What I'm trying to do is output a list of documents and show the most recent status from documents_statuses in my table. The HTML structure of the table is simple and contains 3 headings:

  • Document Name
  • Filename
  • Last status

Writing a query to get the data for the first 2 columns is easy as the data for that belongs in the documents table:

// src/Controller/DocumentsController.php
public function index()
{
    $documents = $this->Documents->find();
    $documents = $documents->paginate($document);
    $this->set('documents', $documents);
}

In my template I can then reference $documents->name and $documents->filename to output the respective columns from the documents table.

I understand that I need some extra logic in this query which will JOIN to the documents_statuses table and then order the records in descending order with a LIMIT of 1 to get the most recent status per document. I know I also need to do a further JOIN such that documents_statuses.status_id returns the corresponding statuses.name.

I know that I can adapt my query to contain documents_statuses and statuses:

$documents = $this->Documents->contain(['DocumentsStatuses', 'Statuses'])->find();

But I don't know how to loop through the records in documents_statuses in this query and do the ->orderDesc->limit(1) to get the most recent record. Furthermore I also know that to obtain the statuses.name I would need to get this query to join the documents_statuses.status_id and statuses.id to return statuses.name (e.g. "uploaded", "review requested" etc).

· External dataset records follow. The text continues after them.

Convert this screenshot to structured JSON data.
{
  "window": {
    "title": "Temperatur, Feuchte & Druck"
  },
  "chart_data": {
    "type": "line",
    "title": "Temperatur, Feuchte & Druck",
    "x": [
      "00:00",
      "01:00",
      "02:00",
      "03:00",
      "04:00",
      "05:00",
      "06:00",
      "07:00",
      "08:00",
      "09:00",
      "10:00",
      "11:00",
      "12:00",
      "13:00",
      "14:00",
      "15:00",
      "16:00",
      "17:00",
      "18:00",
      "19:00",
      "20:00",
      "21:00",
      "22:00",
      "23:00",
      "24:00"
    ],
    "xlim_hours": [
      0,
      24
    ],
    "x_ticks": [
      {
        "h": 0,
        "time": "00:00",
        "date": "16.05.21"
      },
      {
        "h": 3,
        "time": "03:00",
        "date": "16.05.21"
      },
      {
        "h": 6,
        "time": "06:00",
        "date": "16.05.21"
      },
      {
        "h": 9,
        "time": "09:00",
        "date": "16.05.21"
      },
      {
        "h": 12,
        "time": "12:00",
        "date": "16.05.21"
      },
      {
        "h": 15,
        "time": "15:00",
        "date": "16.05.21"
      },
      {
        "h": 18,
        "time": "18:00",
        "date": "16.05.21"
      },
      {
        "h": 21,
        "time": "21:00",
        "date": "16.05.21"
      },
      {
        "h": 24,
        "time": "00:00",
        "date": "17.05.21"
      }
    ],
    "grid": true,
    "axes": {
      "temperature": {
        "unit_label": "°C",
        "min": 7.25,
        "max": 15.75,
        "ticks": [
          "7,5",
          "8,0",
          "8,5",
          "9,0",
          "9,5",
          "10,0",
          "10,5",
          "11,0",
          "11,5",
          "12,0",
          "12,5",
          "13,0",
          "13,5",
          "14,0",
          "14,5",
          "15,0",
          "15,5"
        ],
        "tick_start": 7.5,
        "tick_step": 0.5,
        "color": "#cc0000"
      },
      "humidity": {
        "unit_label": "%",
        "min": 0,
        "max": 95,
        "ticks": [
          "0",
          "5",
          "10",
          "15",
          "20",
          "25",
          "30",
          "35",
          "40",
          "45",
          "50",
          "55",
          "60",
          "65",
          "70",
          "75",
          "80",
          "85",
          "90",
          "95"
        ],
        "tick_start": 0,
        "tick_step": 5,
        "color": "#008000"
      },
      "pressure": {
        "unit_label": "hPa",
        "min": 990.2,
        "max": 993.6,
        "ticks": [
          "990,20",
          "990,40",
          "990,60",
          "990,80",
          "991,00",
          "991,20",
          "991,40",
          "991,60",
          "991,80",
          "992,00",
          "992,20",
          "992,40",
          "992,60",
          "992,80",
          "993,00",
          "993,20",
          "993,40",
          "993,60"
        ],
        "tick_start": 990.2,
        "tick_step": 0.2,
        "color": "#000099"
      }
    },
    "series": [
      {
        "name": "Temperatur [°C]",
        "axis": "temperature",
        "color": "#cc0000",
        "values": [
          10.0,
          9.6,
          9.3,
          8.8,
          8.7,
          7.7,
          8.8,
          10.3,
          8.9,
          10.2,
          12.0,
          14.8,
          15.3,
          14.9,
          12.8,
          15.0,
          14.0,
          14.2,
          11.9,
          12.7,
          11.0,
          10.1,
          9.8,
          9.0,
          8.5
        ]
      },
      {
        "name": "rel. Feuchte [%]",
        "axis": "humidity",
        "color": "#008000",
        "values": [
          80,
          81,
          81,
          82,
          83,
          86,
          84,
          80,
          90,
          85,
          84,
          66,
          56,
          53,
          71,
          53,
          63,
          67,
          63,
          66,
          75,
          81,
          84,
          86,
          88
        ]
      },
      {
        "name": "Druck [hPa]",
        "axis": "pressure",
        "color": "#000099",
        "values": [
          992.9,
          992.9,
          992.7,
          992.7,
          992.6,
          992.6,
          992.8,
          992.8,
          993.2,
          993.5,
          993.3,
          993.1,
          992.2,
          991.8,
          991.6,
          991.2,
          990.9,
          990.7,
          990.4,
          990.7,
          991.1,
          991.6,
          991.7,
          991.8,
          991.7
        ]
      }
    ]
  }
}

The application has been bake'd and the models associations are defined correctly.

Might something equivalent be described in the CakePHP docs?

Edit - Raw SQL

The following SQL is equivalent to what I'm trying to write using the ORM. The problem isn't particularly understanding the SQL involved, it's writing it using CakePHP's ORM syntax. Equally, if there is a "better" way to write this query I'm interested but the purpose of this question is how to make this work using CakePHP's ORM.

SELECT 
    documents.name, 
    documents_statuses.created, 
    statuses.name 
FROM documents
LEFT JOIN
    (SELECT documents_id, MAX(created) AS created
        FROM documents_statuses
        GROUP BY documents_id
    ) recent_statuses
ON documents.id = recent_statuses.documents_id
LEFT JOIN documents_statuses
ON documents.id = documents_statuses.documents_id AND recent_statuses.created = documents_statuses.created
LEFT JOIN statuses
ON documents_statuses.status_id = statuses.id
2

There are 2 answers

0
hitesh shah On
$documents = $this->Documents->contain(['DocumentsStatuses'=>function(Query $q){ return $q->contain(['Statuses'])->orderDesc->limit(1);}])->find();

book.cakephp.org

3
Rick James On

It can be done with a slightly complex JOIN; see the [groupwise-max] tag or my Groupwise-Max

Alternatively, you could use a different schema pattern:

  • Current -- this always has the latest 'status' (plus other info). There would be one row per document.
  • History -- essentially as you have it now. But this is not looked at to find the "current status". This table has many rows per document.

Your code would need to INSERT INTO History and UPDATE Current to update the status. (Actually the Update could be a IODKU if you need to Insert when the row does not exist yet.)

The query in question would be simply SELECT ... FROM Current ... -- no Join needed.